To be honest, I have to say I am very impressed by what NAB is doing at the moment. Out of all of the banks (and this includes CommBank), I would have to say that NAB’s internal IT transformation appears to be the most wide-ranging. The bank isn’t just overhauling its core banking platform. It’s not just modernising its IT infrastructure and implementing a private cloud. And it’s not just providing new staff-facing desktop systems.

It’s doing all of these things and many more at the same time, while also conducting outsourcing operations, upgrading and replacing many of the systems surrounding its core, implementing a major new datacentre, reforming its telecommunications systems and so on. If you look into any discrete aspect of NAB’s IT operations, odds are the bank is doing something there to improve its lot.
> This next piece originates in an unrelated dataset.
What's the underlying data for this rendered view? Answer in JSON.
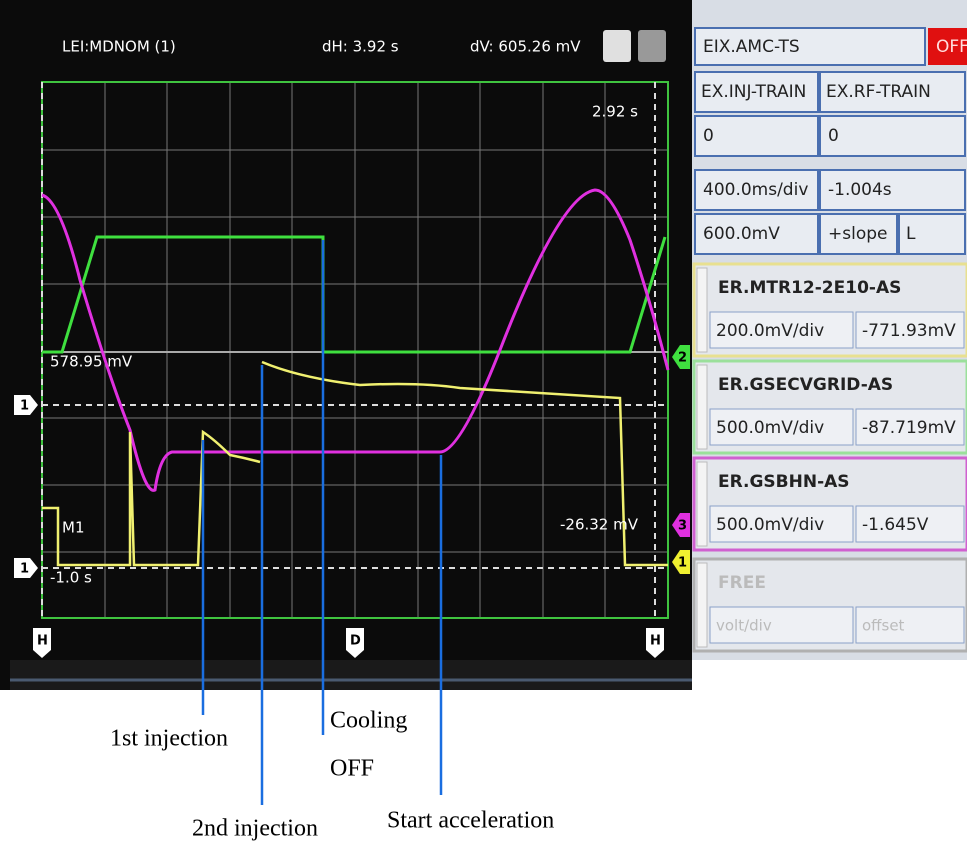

To be fair, banks like Suncorp had already conducted some of these upgrades, and all of the other banks have similar projects which tackle some of what NAB is tackling. But I have to say that NAB’s program is likely the most ambitious so far.

One of the most interesting things about the conversation at the moment when I speak to Australian banking technologists, is that the conversation always revolves back to CommBank. CIO Michael Harte and his team have made so much noise around their core banking modernisation program that it’s hard for the other banks to explain their own strategies without finding themselves universally compared to what CommBank is doing.

But much of this is sheer hype and great PR that CommBank is generating itself, using its gargantuan resources to tilt the public conversation in its favour. When you dig a bit beneath the surface, as we’ve seen with NAB this week, the truth is that some of the other banks have projects which are just as ambitious and perhaps even more wide-reaching than the initiatives occurring at CommBank. Unfortunately, this is a fact that not everybody in Australia’s banking IT scene acknowledges.

Image credit: Delimiter, Adam Bennett

6 COMMENTS

  1. nab are just really good at spin. The fact is it’s taking them 3-4 years to upgrade uBank from one version of Oracle to a newer version or Oracle. nab ‘red star’ customers will be another few more years given how slow they operate!

  2. All these modern systems being put in place, yet we still have to wait 24 hours (or sometimes more) for an inter-bank transaction to complete!

    • When all the banks shift to modem systems, instant transfer will be able to occur between banks. CommBank can already do this, it’s just waiting on the other banks.

  3. NAB internet banking passwords must be between 6 and 8 characters, which I find troubling.